ATTENTION, FRAGILE
Pas étonnant que les armées modernes rêvent de drones télécommandés : malgré tous les perfectionnements de l’équipement militaire, le corps humain demeure une petite chose d’une grande fragilité. Paolo Giordano en fait la preuve par trois dans un glorieux roman sur la débâcle d’une mission italienne en Afghanistan intitulé, sans équivoque, Le corps humain. Sur un ton entre le cynisme de Voyage au bout
de la nuit, de Céline, et la farce des Bidasses en folie, le roman dépeint le quotidien du troisième peloton de la compagnie Charlie, parachuté sur une base dont le seul bâtiment en état est l’armurerie. Attirés là par la promesse d’aventure, la perspective d’étendues de marijuana illimitées et le fantasme de soldates américaines aux désirs effrénés, les hommes découvrent le marasme du désoeuvrement. Quand ils ne s’adonnent pas à des activités domestiques « peu viriles dans d’autres circonstances », ils traînent en peignoir rose ou orange, jouent des tours au souffredouleur du groupe, gèrent de loin leurs relations avec une mère étouffante, une fiancée jalouse ou une amante virtuelle.
Leur seule mission, pour laquelle ils s’habillent « d’une manière cérémonieuse, comme des héros antiques », est de distribuer des bonbons aux enfants du village, qu’ils traitent avec méchanceté et prennent en photo dans le seul but d’enrichir leur profil sur le Net. « On finira par perdre cette guerre comme ça, dit l’un d’eux. Ces crapules nous feront mourir d’ennui. »

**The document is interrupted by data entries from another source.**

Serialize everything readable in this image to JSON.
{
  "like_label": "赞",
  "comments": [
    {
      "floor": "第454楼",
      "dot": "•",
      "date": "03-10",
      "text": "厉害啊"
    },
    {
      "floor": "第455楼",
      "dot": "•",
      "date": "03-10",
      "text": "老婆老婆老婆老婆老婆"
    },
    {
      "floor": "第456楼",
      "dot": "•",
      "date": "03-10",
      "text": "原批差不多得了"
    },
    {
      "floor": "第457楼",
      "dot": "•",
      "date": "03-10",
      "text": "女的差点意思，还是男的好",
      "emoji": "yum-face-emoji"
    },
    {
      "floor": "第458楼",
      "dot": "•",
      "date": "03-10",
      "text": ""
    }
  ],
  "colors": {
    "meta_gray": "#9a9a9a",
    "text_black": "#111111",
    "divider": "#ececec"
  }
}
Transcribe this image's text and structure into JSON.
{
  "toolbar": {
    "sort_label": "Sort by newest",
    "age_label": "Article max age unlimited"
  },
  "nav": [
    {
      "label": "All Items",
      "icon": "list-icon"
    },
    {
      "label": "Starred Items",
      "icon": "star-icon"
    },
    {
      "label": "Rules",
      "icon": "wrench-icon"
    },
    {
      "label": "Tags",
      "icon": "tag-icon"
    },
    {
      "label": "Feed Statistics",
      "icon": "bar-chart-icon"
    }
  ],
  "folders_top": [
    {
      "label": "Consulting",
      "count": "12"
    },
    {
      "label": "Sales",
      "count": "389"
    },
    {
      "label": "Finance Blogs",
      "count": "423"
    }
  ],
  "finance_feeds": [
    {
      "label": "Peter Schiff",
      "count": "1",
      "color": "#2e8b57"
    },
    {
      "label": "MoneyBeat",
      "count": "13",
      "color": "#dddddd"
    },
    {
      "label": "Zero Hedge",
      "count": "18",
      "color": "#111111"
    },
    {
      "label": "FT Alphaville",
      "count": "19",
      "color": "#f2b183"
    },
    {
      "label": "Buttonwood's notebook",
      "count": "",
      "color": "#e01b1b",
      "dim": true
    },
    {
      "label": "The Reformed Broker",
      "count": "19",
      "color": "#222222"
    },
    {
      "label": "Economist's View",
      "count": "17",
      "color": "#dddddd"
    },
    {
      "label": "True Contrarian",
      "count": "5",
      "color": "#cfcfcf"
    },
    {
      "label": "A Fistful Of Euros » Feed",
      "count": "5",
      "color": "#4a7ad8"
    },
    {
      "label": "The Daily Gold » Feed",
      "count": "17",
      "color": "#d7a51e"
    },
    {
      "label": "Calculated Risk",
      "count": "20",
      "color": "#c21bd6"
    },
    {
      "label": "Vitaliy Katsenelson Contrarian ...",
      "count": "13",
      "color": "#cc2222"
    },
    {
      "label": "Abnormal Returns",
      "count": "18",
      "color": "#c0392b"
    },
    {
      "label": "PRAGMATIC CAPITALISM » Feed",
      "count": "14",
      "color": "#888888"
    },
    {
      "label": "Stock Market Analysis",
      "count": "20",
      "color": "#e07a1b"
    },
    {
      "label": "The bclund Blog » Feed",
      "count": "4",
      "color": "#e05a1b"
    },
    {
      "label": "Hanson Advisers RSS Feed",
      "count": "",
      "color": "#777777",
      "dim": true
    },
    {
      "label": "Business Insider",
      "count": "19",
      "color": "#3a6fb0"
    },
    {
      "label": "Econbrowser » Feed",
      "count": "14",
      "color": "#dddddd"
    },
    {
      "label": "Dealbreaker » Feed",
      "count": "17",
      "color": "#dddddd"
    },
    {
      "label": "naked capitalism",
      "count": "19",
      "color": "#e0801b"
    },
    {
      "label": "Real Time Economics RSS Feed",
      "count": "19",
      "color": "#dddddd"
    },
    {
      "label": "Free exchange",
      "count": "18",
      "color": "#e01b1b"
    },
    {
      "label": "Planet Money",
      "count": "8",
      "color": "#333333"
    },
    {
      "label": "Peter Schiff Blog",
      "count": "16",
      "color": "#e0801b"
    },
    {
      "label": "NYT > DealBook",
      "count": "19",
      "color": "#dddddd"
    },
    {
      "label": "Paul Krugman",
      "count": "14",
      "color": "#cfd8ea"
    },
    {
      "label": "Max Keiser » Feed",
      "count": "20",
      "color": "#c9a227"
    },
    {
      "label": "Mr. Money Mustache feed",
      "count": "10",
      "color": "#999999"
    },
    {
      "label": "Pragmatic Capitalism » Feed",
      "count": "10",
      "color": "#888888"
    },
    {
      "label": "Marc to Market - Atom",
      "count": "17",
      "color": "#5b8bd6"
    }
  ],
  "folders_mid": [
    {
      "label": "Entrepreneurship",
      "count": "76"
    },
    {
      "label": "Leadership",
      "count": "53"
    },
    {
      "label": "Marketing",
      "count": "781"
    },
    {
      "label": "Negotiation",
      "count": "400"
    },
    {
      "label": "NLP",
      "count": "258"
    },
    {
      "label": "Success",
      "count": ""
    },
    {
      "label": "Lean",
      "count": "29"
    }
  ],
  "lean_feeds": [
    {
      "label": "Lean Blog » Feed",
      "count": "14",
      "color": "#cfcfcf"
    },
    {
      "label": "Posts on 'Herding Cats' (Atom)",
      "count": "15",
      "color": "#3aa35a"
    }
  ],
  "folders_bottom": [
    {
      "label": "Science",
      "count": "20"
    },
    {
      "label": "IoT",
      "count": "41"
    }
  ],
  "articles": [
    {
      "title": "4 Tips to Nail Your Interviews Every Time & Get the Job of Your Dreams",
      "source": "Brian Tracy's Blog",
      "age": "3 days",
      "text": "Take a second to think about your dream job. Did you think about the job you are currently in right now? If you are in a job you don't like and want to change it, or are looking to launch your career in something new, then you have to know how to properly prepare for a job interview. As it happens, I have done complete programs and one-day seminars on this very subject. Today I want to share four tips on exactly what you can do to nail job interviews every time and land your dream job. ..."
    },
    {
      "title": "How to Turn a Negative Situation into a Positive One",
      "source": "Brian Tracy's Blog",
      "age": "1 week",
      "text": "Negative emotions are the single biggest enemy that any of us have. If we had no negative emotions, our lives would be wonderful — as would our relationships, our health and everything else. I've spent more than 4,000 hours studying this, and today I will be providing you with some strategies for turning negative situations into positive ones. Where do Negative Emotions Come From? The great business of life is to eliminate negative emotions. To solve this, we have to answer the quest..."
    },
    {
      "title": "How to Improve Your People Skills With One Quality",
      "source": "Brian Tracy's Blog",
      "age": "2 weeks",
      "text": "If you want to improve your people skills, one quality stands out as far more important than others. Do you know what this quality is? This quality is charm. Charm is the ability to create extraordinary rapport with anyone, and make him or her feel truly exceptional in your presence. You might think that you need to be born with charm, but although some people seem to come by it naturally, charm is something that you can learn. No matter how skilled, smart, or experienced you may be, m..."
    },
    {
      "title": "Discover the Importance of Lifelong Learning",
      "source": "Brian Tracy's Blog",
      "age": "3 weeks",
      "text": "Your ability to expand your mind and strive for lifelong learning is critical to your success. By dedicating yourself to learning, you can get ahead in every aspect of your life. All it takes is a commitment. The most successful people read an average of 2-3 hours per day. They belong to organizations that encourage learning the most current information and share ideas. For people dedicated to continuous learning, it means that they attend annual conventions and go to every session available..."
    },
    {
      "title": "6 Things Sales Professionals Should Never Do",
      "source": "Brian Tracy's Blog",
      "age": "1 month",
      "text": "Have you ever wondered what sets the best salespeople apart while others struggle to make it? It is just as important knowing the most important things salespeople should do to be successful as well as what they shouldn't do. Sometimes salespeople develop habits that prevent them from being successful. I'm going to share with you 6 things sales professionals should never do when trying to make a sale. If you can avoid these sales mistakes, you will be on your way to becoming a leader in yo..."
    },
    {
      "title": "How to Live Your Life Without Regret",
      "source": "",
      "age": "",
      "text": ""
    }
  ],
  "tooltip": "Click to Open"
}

Jour après jour, ils s’efforcent de sculpter leurs muscles, de s’acclimater à la poussière, de survivre aux intoxications alimentaires, de s’endurcir aux coups de soleil, parce qu’« un soldat n’étale pas de la crème sur le dos d’un autre soldat ». Ils prennent des antidépresseurs en cachette, mais refusent les anxiolytiques, sous prétexte que « ces trucslà empêchent de bander ». Ils s’entraînent surtout à détecter les bombes artisanales, qui sont partout : « Nous sommes les chiens truffiers de cette guerre. »
Tous ces efforts sont pulvérisés quand leur convoi tombe dans une embuscade. « C’est donc ainsi que se détruit un corps humain », songe le plus jeune du groupe, pendant que ses camarades ramassent dans des sacspoubelles les mor ceaux carbonisés et éparpillés, « comme à la cueillette des champignons », sans même pouvoir les identifier.
Le médecin du peloton est orthopédiste et omet de donner de la morphine aux blessés. Pour aider les hommes à surmonter les séquelles de l’hécatombe, on leur envoie un psychologue « trop jeune pour s’aventurer dans l’esprit de quiconque, le sien compris ». Les hommes n’auront d’autre choix que de continuer, « comme si de rien n’était », et d’évacuer les traumatismes subis par le corps sous forme de fièvre, de violence ou d’insomnie.
À aucun moment Paolo Giordano ne nous laisse oublier qu’un corps d’armée est fait de corps individuels et que, sans eux, la guerre perdrait le peu d’humanité qu’elle a. Après la réussite de son premier roman, La solitude des nombres premiers, il confirme, avec cette oeuvre aussi drôle que puissante, qu’il mérite amplement son titre de jeune prodige des lettres italiennes.